Gabriel Atkin travelled to France and for a while was a male prostitute in Lyon and then the south of France. It was during this late period of their relationship, in June 1923, in Antibes, that Sassoon inscribed this copy of Virginia Woolf’s Jacob’s Room to Atkin.

In early March 1926 Atkin had found his room in flames and nearly everything destroyed except the piano. Atkin left abruptly for Antibes, Sassoon noting, “What a relief”. The relationship with Sasson ended due to Atkin's promiscuity. Atkin would later become part of the wild drug scene surrounding Jean Cocteau in Paris. 

In 1928 Atkins met the bi-sexual writer Mary Butts (1890-1937), and they married in London in 1930. For the first two years of their marriage they lived in London and Newcastle before settling in Sennen, Cornwall.

Butts married Atkin because at his best he provided her with the “princely gift” (14 January 1930) of inspiring her writing and therefore being “someone for
whom I must do my best work” (21 December 1929). Butts writing does not have the stature of Virginia Woolf – her achievement was not as sustained or her influence so wide-reaching. But her Armed with Madness is a major Modernist novel.

In 1927, a few months before her accidental death, the American dancer Isadora Duncan performed for Atkin and the British writer Sewell Stokes (Atkin’s lover in the mid-1920s), in her private studio in Nice:
“For some moments after her dance in the studio was finished, Isadora remained standing. She was as motionless as a statue, except that tears glistened in her staring eyes, and one rolled slowly down her cheek. We all sat watching her as if some hypnotic influence had drawn our eyes to the white column of her body; then, without any warning G— did something which, though it sounds incredible, was not more theatrical than the rest of the evening had been. His action was spontaneous and simple. He got
up from his seat, went over to her, and kneeling, bent his head to kiss the hem of the sheet she had thrown round herself. His adoration of her art was unmistakable. It shone in his eyes as he looked up at her. We all adored her, and felt grateful for what we had seen, but only G— seemed able to express that gratitude”.

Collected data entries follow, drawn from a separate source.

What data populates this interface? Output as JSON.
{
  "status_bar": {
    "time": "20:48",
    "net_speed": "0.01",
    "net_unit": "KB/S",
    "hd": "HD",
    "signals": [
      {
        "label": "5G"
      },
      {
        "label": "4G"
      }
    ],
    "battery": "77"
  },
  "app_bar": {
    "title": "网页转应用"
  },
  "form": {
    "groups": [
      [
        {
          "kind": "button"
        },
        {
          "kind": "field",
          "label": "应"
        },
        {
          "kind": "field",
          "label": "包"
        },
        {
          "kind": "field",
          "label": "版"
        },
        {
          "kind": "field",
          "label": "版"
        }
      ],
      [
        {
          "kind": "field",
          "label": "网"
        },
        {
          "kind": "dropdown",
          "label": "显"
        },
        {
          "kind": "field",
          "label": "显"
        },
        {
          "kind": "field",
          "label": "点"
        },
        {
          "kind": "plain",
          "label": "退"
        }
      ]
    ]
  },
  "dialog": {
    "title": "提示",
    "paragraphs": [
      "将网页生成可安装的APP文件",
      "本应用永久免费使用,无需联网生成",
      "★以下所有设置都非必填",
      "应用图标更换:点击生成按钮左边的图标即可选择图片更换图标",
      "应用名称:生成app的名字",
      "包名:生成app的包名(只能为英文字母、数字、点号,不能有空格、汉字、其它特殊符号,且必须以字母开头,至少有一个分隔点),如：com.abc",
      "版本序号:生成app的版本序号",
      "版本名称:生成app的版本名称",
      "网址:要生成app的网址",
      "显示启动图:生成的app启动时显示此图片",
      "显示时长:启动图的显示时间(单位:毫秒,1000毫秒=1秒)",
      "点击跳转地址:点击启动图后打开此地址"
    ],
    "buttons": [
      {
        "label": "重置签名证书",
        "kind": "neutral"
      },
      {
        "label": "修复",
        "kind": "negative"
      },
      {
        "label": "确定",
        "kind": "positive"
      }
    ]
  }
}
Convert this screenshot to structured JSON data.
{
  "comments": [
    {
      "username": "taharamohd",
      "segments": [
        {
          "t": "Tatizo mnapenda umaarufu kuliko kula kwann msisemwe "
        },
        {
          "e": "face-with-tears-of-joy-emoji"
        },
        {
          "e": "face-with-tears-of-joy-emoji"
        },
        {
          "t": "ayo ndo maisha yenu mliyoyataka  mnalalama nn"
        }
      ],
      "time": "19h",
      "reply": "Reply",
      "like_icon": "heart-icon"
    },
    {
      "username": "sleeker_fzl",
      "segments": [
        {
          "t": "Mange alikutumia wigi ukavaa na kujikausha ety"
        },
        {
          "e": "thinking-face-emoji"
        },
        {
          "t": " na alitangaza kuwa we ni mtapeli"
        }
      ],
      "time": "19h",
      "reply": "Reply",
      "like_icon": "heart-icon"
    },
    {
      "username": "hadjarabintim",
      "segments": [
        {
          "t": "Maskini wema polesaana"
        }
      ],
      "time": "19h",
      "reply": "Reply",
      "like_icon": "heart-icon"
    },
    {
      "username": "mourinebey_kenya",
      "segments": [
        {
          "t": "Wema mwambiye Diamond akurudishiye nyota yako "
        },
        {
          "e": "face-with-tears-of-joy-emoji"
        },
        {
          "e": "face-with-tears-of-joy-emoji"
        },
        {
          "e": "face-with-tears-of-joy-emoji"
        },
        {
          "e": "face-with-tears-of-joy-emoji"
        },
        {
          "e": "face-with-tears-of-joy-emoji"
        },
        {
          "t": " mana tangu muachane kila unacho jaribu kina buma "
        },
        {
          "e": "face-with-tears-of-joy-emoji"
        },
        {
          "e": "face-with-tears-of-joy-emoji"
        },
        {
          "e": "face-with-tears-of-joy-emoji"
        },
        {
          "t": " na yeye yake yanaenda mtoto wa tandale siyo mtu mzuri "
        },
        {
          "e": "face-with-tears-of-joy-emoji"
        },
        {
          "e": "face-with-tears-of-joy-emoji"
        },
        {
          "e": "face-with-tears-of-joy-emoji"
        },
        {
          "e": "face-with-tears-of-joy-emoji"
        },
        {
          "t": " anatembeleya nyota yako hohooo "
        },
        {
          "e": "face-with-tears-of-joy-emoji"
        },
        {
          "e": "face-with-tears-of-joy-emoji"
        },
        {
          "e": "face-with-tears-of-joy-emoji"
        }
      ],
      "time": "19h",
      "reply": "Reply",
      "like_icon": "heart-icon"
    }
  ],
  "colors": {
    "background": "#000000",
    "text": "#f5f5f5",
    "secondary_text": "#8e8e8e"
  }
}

Unfortunately, both Atkins & Butts had a dangerous addictions (drink, cocaine, and opium). The marriage was troubled (Butts was soon appalled by his ‘ “anti-feminist” ... instincts’, his alcoholism and his unquenchable penchant for young boys) and Gabriel Atkin left in 1934. By 1937 they were both dead.

Sassoon went on to have a number of gay relationships, with Ivor Novello, the actor, Glen Byam Shaw (actor and Novello's former lover), Prince Philipp of Hesse (German aristocrat), Beverley Nichols (author), and the Hon. Stephen Tennant (aristocrat). Only the last of these made a permanent impression, though Shaw remained Sassoon's close friend throughout his life.